One of the most important books that informed my understanding of conservatism was The Conservative Intellectual Movement in America Since 1945 by George Nash. City Journal has an interesting article about  "George H. Nash: Conservatism’s Historian." Nash has recently published a new book, Reappraising the Right, in which he observes that:
By the 1990s...the movement had come to resemble a hand, with each digit representing a different branch of the broad conservative coalition. Here is how he describes the conservative movement:
[Conservatism] is a coalition of five distinct parts: 1) libertarians apprehensive of the threat of overweening government and the welfare state to individual liberty and free-market capitalism; 2) “traditionalist” conservatives, appalled by the weakening of the ethical norms and institutional foundations of American society at the hands of secular, relativistic liberalism; 3) anti-communist cold warriors, convinced that America was increasingly imperiled by an evil empire seeking the conquest of the world; 4) neoconservatives—disillusioned men and women of the left who had been “mugged by reality” and were gravitating toward the conservative camp; and 5) the Religious Right, traumatized by the moral wreckage unleashed upon America by the courts and by the culture wars of the 1960s and 1970s.
Fusionism was an attempt, led by Frank Meyer of National Review, to reconcile the first two branches. It succeeded, at least insofar as it managed to establish a basic conservative consensus that combined a defense of Judeo-Christian values, support for capitalism, and—something all conservatives could agree on—anti-Communism. Nash’s own brand of fusionism accepts capitalism and the individual liberty on which it is based: “Liberty,” he avers, “is a vital component of what conservatives need to defend.” But liberty is not enough, and traditionalism complements libertarianism in answering a question that Nash finds central: “What kind of life should you lead once you are given freedom?” By emphasizing the importance of religious customs and the pursuit of personal virtue, traditionalists captured Nash’s sympathies.

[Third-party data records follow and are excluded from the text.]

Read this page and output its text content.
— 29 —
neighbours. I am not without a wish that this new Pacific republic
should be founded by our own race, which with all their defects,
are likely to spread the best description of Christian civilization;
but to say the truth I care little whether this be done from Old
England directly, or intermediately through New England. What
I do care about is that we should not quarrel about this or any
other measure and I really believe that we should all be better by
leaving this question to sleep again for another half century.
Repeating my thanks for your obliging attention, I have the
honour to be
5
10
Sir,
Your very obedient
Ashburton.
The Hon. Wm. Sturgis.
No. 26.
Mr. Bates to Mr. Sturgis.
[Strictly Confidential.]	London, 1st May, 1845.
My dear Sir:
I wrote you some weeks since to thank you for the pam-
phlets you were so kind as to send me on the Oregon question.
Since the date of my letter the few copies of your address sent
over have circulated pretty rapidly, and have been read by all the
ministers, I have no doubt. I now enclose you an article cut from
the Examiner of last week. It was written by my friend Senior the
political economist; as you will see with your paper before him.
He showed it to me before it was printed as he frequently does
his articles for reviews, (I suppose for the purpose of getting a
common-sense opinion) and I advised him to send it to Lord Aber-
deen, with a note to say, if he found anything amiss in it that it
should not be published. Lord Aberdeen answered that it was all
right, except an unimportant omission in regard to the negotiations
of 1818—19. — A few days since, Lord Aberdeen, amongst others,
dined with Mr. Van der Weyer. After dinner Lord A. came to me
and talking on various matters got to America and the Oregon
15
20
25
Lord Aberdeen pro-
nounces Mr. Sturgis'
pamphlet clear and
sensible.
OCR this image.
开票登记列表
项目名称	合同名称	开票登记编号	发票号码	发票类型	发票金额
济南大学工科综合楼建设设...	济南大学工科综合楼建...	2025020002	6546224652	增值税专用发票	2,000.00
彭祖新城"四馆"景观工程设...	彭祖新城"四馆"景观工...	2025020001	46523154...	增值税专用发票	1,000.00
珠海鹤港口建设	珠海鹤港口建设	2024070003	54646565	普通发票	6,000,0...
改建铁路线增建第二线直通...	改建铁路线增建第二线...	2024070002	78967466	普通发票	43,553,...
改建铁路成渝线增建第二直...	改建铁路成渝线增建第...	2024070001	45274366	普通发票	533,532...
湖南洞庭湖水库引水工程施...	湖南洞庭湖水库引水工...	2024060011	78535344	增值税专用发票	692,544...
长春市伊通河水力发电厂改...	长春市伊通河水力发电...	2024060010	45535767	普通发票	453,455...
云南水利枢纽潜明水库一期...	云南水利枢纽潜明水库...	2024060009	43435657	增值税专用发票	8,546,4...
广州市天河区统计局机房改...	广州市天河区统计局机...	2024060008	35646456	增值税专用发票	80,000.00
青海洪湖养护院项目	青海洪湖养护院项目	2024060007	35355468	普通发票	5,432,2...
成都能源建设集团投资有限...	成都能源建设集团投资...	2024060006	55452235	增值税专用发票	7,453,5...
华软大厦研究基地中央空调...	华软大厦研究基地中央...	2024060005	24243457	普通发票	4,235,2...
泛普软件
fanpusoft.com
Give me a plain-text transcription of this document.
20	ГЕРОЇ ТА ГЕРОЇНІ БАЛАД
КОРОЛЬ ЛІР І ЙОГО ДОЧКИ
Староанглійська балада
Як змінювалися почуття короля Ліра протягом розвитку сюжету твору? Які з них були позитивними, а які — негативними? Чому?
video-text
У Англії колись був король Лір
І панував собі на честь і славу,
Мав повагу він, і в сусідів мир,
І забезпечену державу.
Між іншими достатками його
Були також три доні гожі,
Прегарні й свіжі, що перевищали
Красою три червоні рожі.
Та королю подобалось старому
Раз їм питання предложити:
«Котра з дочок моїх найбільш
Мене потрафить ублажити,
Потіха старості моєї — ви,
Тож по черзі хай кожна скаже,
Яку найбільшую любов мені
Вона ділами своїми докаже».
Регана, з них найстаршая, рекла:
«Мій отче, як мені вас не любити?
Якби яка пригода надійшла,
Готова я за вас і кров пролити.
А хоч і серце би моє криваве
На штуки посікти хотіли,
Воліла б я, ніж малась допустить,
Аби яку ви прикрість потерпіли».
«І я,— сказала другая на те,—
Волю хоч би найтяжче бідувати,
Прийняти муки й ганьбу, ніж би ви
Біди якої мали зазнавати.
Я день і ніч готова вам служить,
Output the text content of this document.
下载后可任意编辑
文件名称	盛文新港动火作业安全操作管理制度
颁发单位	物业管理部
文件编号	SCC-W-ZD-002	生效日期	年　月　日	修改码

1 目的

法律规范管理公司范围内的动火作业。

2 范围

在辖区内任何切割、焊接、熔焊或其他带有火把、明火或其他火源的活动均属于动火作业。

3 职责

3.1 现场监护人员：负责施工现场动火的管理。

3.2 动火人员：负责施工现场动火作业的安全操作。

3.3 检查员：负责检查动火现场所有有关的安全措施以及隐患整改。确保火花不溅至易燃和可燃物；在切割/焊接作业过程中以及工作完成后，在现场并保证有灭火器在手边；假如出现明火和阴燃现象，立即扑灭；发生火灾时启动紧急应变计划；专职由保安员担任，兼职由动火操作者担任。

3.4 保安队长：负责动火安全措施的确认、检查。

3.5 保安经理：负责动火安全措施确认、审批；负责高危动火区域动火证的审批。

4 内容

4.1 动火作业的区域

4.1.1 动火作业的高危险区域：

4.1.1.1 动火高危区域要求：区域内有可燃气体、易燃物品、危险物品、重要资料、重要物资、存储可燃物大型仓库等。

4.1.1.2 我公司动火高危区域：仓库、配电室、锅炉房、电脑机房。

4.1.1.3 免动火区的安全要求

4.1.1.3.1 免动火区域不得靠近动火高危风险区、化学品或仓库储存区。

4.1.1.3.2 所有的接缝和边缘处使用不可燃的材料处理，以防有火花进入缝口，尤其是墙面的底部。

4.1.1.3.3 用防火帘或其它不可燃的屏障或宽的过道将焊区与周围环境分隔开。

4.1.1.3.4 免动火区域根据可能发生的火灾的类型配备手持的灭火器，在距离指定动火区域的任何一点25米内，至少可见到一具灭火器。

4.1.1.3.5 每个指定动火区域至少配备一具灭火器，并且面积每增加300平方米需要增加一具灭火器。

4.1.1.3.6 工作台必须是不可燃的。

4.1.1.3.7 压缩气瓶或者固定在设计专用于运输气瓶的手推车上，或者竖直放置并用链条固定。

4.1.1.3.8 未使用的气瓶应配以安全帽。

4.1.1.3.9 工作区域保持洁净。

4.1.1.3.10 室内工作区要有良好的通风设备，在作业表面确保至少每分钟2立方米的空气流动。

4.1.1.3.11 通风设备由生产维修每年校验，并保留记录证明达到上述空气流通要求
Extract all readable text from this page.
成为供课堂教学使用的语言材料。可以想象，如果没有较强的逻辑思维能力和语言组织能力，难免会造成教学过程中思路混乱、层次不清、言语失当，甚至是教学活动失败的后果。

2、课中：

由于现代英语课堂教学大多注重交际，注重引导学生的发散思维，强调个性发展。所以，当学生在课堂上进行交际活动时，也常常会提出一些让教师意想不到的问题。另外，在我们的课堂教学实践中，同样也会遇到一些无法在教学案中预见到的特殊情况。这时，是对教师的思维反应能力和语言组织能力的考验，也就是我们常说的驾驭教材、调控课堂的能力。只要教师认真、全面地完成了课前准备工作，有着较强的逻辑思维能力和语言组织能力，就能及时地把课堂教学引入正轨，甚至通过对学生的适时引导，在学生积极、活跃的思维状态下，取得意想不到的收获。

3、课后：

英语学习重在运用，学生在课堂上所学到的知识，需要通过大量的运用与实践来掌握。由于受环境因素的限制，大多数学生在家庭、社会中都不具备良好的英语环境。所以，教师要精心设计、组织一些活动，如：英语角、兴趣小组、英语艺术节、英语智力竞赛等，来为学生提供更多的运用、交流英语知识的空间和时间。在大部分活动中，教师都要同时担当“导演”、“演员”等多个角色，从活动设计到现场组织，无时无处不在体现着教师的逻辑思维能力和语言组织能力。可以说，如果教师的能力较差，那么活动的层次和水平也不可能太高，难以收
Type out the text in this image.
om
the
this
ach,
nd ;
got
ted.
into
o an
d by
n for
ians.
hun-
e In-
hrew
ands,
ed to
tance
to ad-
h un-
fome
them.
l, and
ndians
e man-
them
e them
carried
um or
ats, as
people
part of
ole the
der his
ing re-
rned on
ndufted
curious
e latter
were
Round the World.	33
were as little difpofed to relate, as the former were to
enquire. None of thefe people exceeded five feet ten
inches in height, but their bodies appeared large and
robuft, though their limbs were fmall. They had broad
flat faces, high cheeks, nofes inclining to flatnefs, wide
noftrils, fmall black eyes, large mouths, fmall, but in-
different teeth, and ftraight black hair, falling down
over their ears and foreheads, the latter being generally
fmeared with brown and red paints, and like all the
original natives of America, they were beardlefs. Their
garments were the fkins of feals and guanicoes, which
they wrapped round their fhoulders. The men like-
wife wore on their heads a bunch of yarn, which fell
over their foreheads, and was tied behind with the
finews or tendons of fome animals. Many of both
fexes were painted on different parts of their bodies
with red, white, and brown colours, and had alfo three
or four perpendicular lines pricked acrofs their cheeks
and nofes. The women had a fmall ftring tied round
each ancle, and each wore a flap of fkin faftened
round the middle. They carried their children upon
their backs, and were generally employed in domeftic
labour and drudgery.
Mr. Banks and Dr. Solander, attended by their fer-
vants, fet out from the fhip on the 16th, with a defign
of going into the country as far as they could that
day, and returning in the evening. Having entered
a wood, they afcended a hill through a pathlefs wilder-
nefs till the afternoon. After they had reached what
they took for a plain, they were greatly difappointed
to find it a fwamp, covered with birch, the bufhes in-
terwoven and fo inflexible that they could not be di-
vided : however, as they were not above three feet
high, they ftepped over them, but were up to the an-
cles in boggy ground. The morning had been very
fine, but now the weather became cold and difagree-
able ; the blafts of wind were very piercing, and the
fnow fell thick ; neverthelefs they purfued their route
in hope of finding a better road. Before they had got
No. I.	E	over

That was the kind of conservatism that I believed in. That is the kind of conservative I still am. But, "Nash argues that Trump has shattered the fusionist consensus within conservatism. On every front, Nash claims, Trump has challenged or subverted the conservative orthodoxy. ...." I used to feel at home in what I thought of as the "Conservative Movement." I haven't felt that way since the upheaval in 2016. If you're interested in these kinds of questions you may find this interesting.